O messianismo cristão
«(…) Se os santos estrangeiros mostravam tanto interesse pelos destinos de Portugal, não é de admirar que os santos nacionais se esforçassem por excedê-los. Muito popular, sobretudo na época da Restauração, era uma profecia de São frei Gil, um dos primeiros dominicanos de Portugal (m. ca. 1265). Traduzida para o Português, a parte essencial da sua profecia é deste teor:
Como o não Esperado tanto podia ser João IV como Sebastião I, a profecia agradava aos dois partidos. O que não admitia dúvida era que o redentor de Portugal seria Imperador da Monarquia Mundial. Outro santo português, dotado de espírito profético, foi o Beato Amadeu, fundador de um ramo austero dos frades menores da Itália (século XV) e autor de um comentário sobre o Apocalipse (ainda inédito). Jaz sepultado em Milão, com um livro fechado na mão: Sucessos do Reino de Portugal; o livro se abrirá a seu tempo. O caso não podia deixar de dar origem a muitas especulações.
Em meados do século XVI vivia em Lisboa um sapateiro santo, chamado Simão Gomes, a quem se atribuíam profecias sobre a catástrofe de Alcácer-Quibir, o domínio filipino e a recuperação da independência nacional.

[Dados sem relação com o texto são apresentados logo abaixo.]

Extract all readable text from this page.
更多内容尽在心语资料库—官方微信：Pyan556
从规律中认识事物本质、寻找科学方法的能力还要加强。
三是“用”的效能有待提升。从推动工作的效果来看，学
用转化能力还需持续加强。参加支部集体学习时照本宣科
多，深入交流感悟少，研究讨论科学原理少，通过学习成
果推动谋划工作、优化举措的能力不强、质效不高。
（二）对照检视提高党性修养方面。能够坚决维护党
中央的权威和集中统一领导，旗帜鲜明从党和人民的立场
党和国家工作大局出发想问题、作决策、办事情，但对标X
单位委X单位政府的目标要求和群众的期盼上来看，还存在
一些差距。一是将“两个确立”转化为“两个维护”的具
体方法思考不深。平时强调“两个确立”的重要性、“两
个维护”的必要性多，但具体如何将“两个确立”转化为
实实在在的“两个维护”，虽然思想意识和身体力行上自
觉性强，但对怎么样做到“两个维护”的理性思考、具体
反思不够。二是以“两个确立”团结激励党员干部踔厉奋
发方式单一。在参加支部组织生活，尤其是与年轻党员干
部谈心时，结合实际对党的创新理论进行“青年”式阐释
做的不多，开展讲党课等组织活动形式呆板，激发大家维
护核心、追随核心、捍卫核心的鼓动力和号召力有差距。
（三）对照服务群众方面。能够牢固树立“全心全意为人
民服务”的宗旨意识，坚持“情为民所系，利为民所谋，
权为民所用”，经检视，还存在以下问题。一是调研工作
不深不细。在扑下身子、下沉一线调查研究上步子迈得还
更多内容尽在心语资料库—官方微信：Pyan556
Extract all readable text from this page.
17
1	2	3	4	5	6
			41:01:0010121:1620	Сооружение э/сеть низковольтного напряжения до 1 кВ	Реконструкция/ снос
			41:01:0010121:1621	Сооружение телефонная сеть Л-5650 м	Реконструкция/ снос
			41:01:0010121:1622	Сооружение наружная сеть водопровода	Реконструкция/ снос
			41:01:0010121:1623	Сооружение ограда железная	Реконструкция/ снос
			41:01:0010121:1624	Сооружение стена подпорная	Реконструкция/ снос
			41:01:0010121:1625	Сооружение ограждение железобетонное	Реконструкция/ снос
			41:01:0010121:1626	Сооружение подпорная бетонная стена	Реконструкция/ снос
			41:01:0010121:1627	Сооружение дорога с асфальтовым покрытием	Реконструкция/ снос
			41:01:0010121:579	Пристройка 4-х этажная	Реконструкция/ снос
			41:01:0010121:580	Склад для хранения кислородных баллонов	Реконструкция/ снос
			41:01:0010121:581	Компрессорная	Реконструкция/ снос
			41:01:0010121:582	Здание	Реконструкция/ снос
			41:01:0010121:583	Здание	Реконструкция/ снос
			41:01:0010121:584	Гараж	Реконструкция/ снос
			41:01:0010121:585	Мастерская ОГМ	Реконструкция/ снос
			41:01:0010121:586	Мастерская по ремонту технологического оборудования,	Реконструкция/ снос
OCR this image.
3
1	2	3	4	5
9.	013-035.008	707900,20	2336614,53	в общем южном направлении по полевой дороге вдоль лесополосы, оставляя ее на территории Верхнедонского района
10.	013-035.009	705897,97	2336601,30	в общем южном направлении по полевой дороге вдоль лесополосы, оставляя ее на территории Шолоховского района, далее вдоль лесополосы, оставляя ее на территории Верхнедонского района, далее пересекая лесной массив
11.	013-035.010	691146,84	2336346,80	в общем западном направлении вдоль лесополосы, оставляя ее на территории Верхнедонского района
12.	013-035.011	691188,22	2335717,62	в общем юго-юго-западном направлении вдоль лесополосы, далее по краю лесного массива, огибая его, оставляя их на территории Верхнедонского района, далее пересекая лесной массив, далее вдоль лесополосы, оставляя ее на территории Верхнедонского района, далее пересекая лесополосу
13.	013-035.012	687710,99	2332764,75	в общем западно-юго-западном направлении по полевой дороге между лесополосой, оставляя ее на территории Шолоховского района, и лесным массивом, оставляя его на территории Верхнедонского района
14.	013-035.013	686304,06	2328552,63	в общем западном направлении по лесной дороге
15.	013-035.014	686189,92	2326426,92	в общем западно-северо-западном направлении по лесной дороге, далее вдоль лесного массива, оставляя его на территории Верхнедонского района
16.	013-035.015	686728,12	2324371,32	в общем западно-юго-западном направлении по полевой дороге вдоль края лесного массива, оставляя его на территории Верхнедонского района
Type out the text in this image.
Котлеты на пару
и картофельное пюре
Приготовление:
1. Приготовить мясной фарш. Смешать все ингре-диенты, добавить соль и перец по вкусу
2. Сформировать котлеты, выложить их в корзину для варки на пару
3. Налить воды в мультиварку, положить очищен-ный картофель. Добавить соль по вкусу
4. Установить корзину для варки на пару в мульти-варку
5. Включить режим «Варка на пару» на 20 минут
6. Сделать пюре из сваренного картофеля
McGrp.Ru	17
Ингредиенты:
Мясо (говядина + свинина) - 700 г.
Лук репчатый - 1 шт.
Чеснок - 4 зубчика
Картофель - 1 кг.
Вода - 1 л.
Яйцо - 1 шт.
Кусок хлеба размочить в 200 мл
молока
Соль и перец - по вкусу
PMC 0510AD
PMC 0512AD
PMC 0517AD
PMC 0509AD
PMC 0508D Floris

O padre José Anchieta, de origem castelhana, mas integrado na causa nacional como apóstolo do Brasil, no dia fatal de 4 de Agosto de 1578 teria dito ao capitão Miguel Azevedo que Sebastião I perdera a batalha, mas não morrera e que, ao cabo de muitos anos, novamente tomaria posse do seu Reino. Na galeria dos profetas nacionais figura também, desde o final do século XVII, o padre António Vieira. Este, embora não gozasse de fama de santo, como os já referidos varões, teria prenunciado o terramoto de Lisboa na décima seguinte:
Depois de passarem mil,
e setecentos voarem,
dois cinco virão que acabem
aquela obra em porfil.
Um arroto não subtil
do mais pesado elemento
causará grande lamento
com seu arrojo iracundo.
Dará memória ao Mundo
e à Lísia, por muito tempo.
Em meio a tantas vozes masculinas, era inevitável que também o sexo frágil se fizesse ouvir. Diferentemente dos homens, as mulheres não proferiam profecias, mas recebiam visões ou revelações, coisas julgadas mais conformes à modéstia feminina. Entre as mulheres favorecidas pelo Céu mencionamos aqui a madre Leocádia da Conceição, no Porto, e a freira Leonor Roís, em Belém. Também eram alegadas visões da grande mística castelhana, Santa Teresa de Ávila. Havia ainda profetas leigos, que, além do mais, não eram santos nem letrados. O mais célebre entre todos eles é Bandarra. Outro profeta leigo é um certo Simão Nunes, de quem praticamente nada sabemos senão que foi ourives em Braga. Dele possuímos umas profecias rimadas, que, como era de esperar de um ourives, têm a pretensão a certo requinte técnico. Nem faltam nos cartapácios dos sebastianistas os vaticínios de Nostradamus, embora quase irreconhecivelmente deturpados. Ao que parece, os compiladores eram muito pouco versados na língua francesa, tendo das Centuries só conhecimentos de segunda mão, que eram incapazes de verificar na fonte.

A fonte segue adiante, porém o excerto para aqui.